15 jours + 15 jours + 4 jours + 10 jours + un mois = 2 mois et demi

A partir de là, la convocation du locataire prend au minimum 15 jours. S’il ne se présente pas à l’audience et ne peut donc expliquer son cas et obtenir du juge un éventuel délai supplémentaire avant de quitter les lieux, le juge statuera rapidement. Il faudra alors 15 jours minimum pour qu’il rédige son jugement. Une fois celui-ci rédigé, il faut encore commander "l’expédition" de ce jugement. "C’est le seul papier qui va permettre d’aller chez un huissier. Ça prend trois à quatre jours pour l’obtenir", note encore la directrice du syndicat. Une fois en possession de cette "expédition", l’huissier va alors signifier le jugement, le porter à la connaissance du locataire. "Cette procédure, qui prend généralement 10 jours, va faire démarrer deux délais. Premièrement, celui de recours, d’appel ou d’opposition. Deuxièmement, le délai fixé par le juge dans lequel le locataire doit avoir quitté les lieux. Il est normalement d’un mois, mais peut être allongé ou réduit par le juge. C’est justifié dans le jugement rendu par celui-ci." Le délai peut donc aller de 24 heures à plusieurs mois pour une famille avec des circonstances atténuantes et une impossibilité de retrouver un logement suffisamment rapidement.

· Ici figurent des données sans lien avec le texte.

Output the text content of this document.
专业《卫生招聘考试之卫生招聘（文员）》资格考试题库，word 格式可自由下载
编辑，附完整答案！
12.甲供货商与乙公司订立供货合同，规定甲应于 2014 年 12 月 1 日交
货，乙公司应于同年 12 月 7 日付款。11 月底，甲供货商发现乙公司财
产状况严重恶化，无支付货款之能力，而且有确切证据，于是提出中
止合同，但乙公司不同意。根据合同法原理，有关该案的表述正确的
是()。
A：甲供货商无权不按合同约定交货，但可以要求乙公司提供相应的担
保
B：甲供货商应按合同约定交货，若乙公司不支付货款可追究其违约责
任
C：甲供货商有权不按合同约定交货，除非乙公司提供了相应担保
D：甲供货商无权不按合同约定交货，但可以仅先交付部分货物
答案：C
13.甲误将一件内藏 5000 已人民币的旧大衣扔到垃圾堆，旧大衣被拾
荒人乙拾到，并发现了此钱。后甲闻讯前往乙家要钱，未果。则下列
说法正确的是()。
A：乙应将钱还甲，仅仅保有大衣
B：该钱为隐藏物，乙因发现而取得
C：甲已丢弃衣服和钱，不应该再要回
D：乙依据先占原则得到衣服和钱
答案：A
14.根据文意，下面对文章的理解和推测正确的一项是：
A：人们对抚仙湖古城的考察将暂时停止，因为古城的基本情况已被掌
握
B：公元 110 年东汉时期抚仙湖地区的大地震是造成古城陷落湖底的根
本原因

Si le locataire refuse toujours de partir: compter 1 mois et demi de plus…

Là, deux cas de figure se présentent. Soit le locataire s’est conformé à la décision de justice et a quitté les lieux à temps, soit il ne l’a pas fait. Dans ce cas, "si l’huissier est prévenu directement, il peut prendre rendez-vous avec la police et la commune. Il faut compter en général un mois et demi à deux mois pour trouver une date où il est possible de réunir" tout le monde, note encore Mme Delcourt. Dans certaines communes, la police ne consacre que peu de créneaux horaires possibles pour ce type d’intervention. Le délai peut donc, là aussi, être plus long. Globalement, une procédure sans contretemps autre que le refus du locataire de quitter les lieux prend donc environ 4 mois.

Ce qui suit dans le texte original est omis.